There have been a lot more posts on this blog talking about homosexuality than there was in the past. I never intended this blog to pick up a particular theme. I mean I did promise gratuitous Latin, symbolic logic and Popery (and I hope that on this note, everyone does realize that even though I am working towards a fancy theological degree, I’m just some guy and everything I say should be taken with a good dose of salt – look for catechesis elsewhere), and at least one of those categories have been fulfilled. But anyway, it does seem to be becoming a more regularly dissected topic.
Part of this is because in recent months I’ve just been more at peace with this aspect of my life than I have previously. I’ve also given a lot of thought about the extent to which a Catholic should be open about issues pertaining to their sexuality.
About a year and a half ago I was talking with a fellow convert asked me how, after my conversion, my attitude towards women had changed. I decided to come out to him, and that provoked a whole lot of awkward questions. But at the end of it all, he said that it made it easier for him to believe, knowing that there was someone like me who was committed to following the sexual ethic of the Church, and was content with that.
It seems to me that however articulately you present the Church’s teachings on sex, many people will have a tough time taking it, because it does seem to make impossible demands of some people, and part of that perception comes from the fact that they can’t point to anyone in their lives living it out. We know people who were raised religious, burned out, and found happiness with a partner. We hear a lot of stories about how Christian experience became associated with self-loathing, people feeling that they couldn’t be loved by God (or their family) unless they were straight, etc. In short, it feels akin to a world where we’re only getting our info about marriage from people who are divorced (which isn’t too far from the truth, actually).
So, at the risk of catching some flack, I don’t mind being that chaste SSA/gay/whatever your term of choice guy, whom people can look to for the other side of the story. I doubt I’ll change anyone’s mind, but if this gets some people to view the Church in a more sympathetic light, or if it gives someone consolation, then I guess I’ve done something. On that note, during my conversion I didn’t know anyone who had done what I was doing, and it was helpful to stumble across various bloggers who were in the same boat as me – so I feel like I should return the favor.

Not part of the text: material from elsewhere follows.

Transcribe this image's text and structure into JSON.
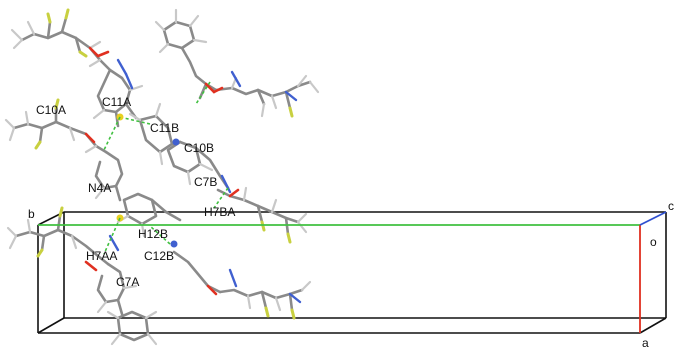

I think we can’t afford to be too tight-lipped about it, because the surrounding culture is anything but. My guess is that for a lot of people raised in the Church, the first time they heard any frank talk about same-sex attraction was from the LGBTQ community. That can give the impression that there is a bit of a gap in the Church’s thought here – that she never gave the issue much serious consideration and so as a result frothing hate filled in the gap.
As an addendum, I’ve been trying to think more about the question of identity. I do think that the implicit claim I made in my second conversion post – that anyone who self identifies as gay is making an idol of their sexuality – is a bit extreme. I recognize that for a lot of people, same-sex attracted/gay/homosexual are more or less synonymous. I still feel that, on an ontological level, there are no straight and gay people, and that that dichotomy doesn’t always do a good job at covering what is a very wide spectrum of experiences, but I don’t feel the need to be that hardline about it.
I think the extent to which these labels can hurt/help depends on who we’re talking about. For someone like me, “I have same-sex attraction” vs. “I am gay” is not going to have much of an effect on my life. I’m not stuck in any sort of identity crisis over what I am – it’s more that the words I choose to use may effect how other people perceive me. But if you have a teenager who is struggling through the usual sexual confusion, I can see how all this bombardment with labeling can be unhelpful, and how coming to terms with same-sex attraction gets conflated with coming to terms with all the cultural ideas surrounding “being gay”. It’s difficult to avoid either being unnecessarily alienating, and unnecessarily worldly with things like this.